A disputed handling or communication issue should be documented and escalated through supervision and the principal before the Level 1 adjuster takes further position.
Question 90
Topic: General
A supervised Level 1 adjuster receives notice of a homeowner claim in Alberta. A windstorm tore shingles from the roof, and rain is entering the attic. The insured asks whether they should wait for the insurer’s appraiser before doing anything. What is the most appropriate claim-handling implication of mitigation?
- A. The adjuster should treat all later water damage as automatically excluded because it occurred after the windstorm.
- B. The insured should take reasonable temporary steps, such as covering the opening, to prevent further damage and keep records of the cost.
- C. The insurer should recover the full repair cost from the insured because the roof was not repaired before inspection.
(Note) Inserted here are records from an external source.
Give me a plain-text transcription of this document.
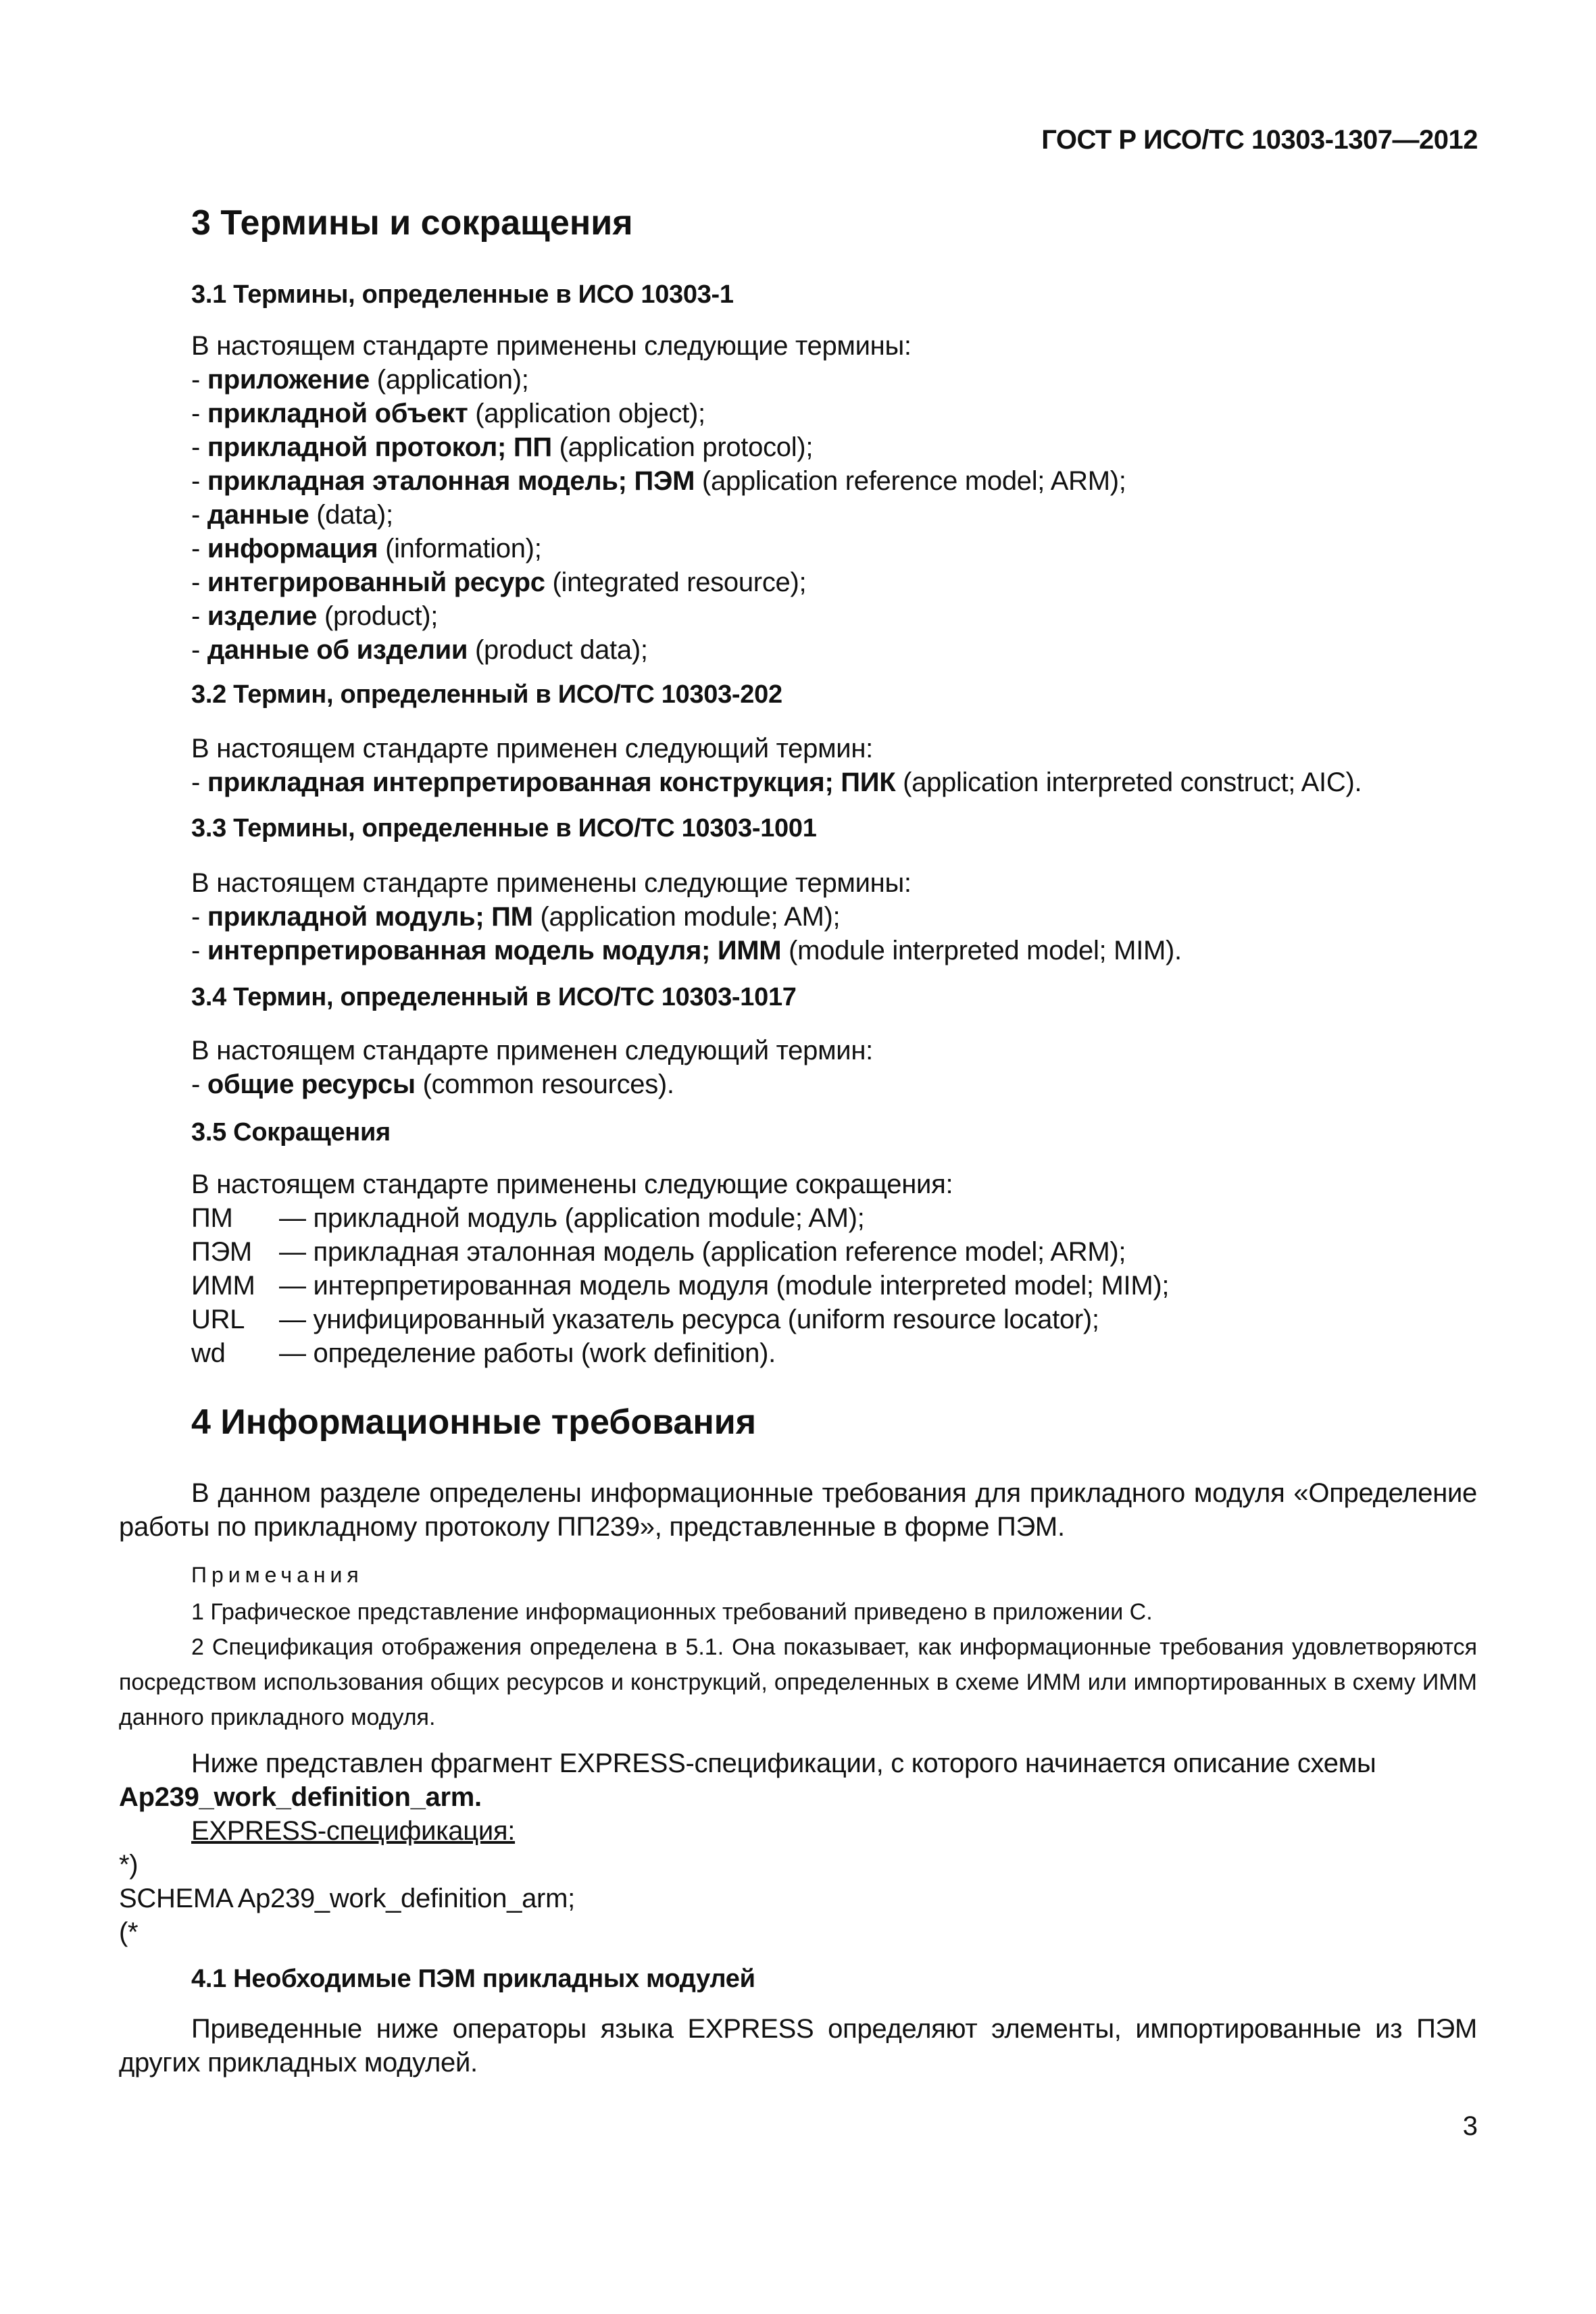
ГОСТ Р ИСО/ТС 10303-1307—2012
3 Термины и сокращения
3.1 Термины, определенные в ИСО 10303-1
В настоящем стандарте применены следующие термины:
- приложение (application);
- прикладной объект (application object);
- прикладной протокол; ПП (application protocol);
- прикладная эталонная модель; ПЭМ (application reference model; ARM);
- данные (data);
- информация (information);
- интегрированный ресурс (integrated resource);
- изделие (product);
- данные об изделии (product data);
3.2 Термин, определенный в ИСО/ТС 10303-202
В настоящем стандарте применен следующий термин:
- прикладная интерпретированная конструкция; ПИК (application interpreted construct; AIC).
3.3 Термины, определенные в ИСО/ТС 10303-1001
В настоящем стандарте применены следующие термины:
- прикладной модуль; ПМ (application module; AM);
- интерпретированная модель модуля; ИММ (module interpreted model; MIM).
3.4 Термин, определенный в ИСО/ТС 10303-1017
В настоящем стандарте применен следующий термин:
- общие ресурсы (common resources).
3.5 Сокращения
В настоящем стандарте применены следующие сокращения:
ПМ	— прикладной модуль (application module; AM);
ПЭМ	— прикладная эталонная модель (application reference model; ARM);
ИММ — интерпретированная модель модуля (module interpreted model; MIM);
URL	— унифицированный указатель ресурса (uniform resource locator);
wd	— определение работы (work definition).
4 Информационные требования
В данном разделе определены информационные требования для прикладного модуля «Определение работы по прикладному протоколу ПП239», представленные в форме ПЭМ.
Примечания
1 Графическое представление информационных требований приведено в приложении С.
2 Спецификация отображения определена в 5.1. Она показывает, как информационные требования удовлетворяются посредством использования общих ресурсов и конструкций, определенных в схеме ИММ или импортированных в схему ИММ данного прикладного модуля.
Ниже представлен фрагмент EXPRESS-спецификации, с которого начинается описание схемы
Ap239_work_definition_arm.
EXPRESS-спецификация:
*)
SCHEMA Ap239_work_definition_arm;
(*
4.1 Необходимые ПЭМ прикладных модулей
Приведенные ниже операторы языка EXPRESS определяют элементы, импортированные из ПЭМ других прикладных модулей.
3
- D. The insured should leave the property unchanged until coverage is confirmed and a final repair estimate is approved.
Best answer: B
What this tests: General
Explanation: The key point is that mitigation is about reducing further loss after damage has occurred. In a property claim, reasonable emergency steps may include tarping a roof, shutting off water, moving undamaged contents, or arranging temporary protection. These actions do not by themselves prove coverage or set the final settlement amount, but they help preserve the property and limit avoidable damage. A Level 1 adjuster should explain the need for reasonable protection, tell the insured to keep receipts and photos, and document the file for supervisory review. Waiting unnecessarily can increase the loss and create preventable coverage or proof issues.
- Waiting for a final estimate before any temporary protection can allow avoidable damage to continue.
- Treating later damage as automatically excluded ignores the need to assess whether reasonable mitigation steps were taken.
- Charging the insured for the full repair cost is not the purpose of mitigation; the issue is preventing further damage and documenting reasonable expenses.
Mitigation means taking reasonable action after a loss to reduce further damage while documenting the steps taken.
Question 91
Topic: General
A supervised Adjuster Level 1 is handling a small liability claim. The claimant is upset about the time taken to review the file and says, “If you do not pay this week, I will complain to the Alberta Insurance Council.” The adjuster believes more witness information is still needed before liability can be assessed. Which response best reflects appropriate dealings with the claimant?
- A. Explain the claim status respectfully, identify the information still needed, document the conversation, and continue the review under supervision.
- B. Tell the claimant that complaints usually make insurers less willing to settle quickly.
- C. Offer a small payment immediately to prevent the claimant from contacting the regulator.
- D. Stop communicating with the claimant until all witness information has been received.
Best answer: A
What this tests: General
Explanation: The key point is that an adjuster must deal fairly, honestly, and respectfully with insureds and claimants, even when the person is upset or threatening to complain. A claim should not be paid merely to avoid regulatory attention, and a claimant should not be discouraged from using a complaint process. If liability facts are incomplete, the adjuster should explain the status in neutral terms, say what information is still needed, document the contact, and continue the investigation with required supervision. This supports fairness and public confidence in the claims process.
- Discouraging a complaint by suggesting it will hurt settlement prospects is unfair and could undermine confidence in the process.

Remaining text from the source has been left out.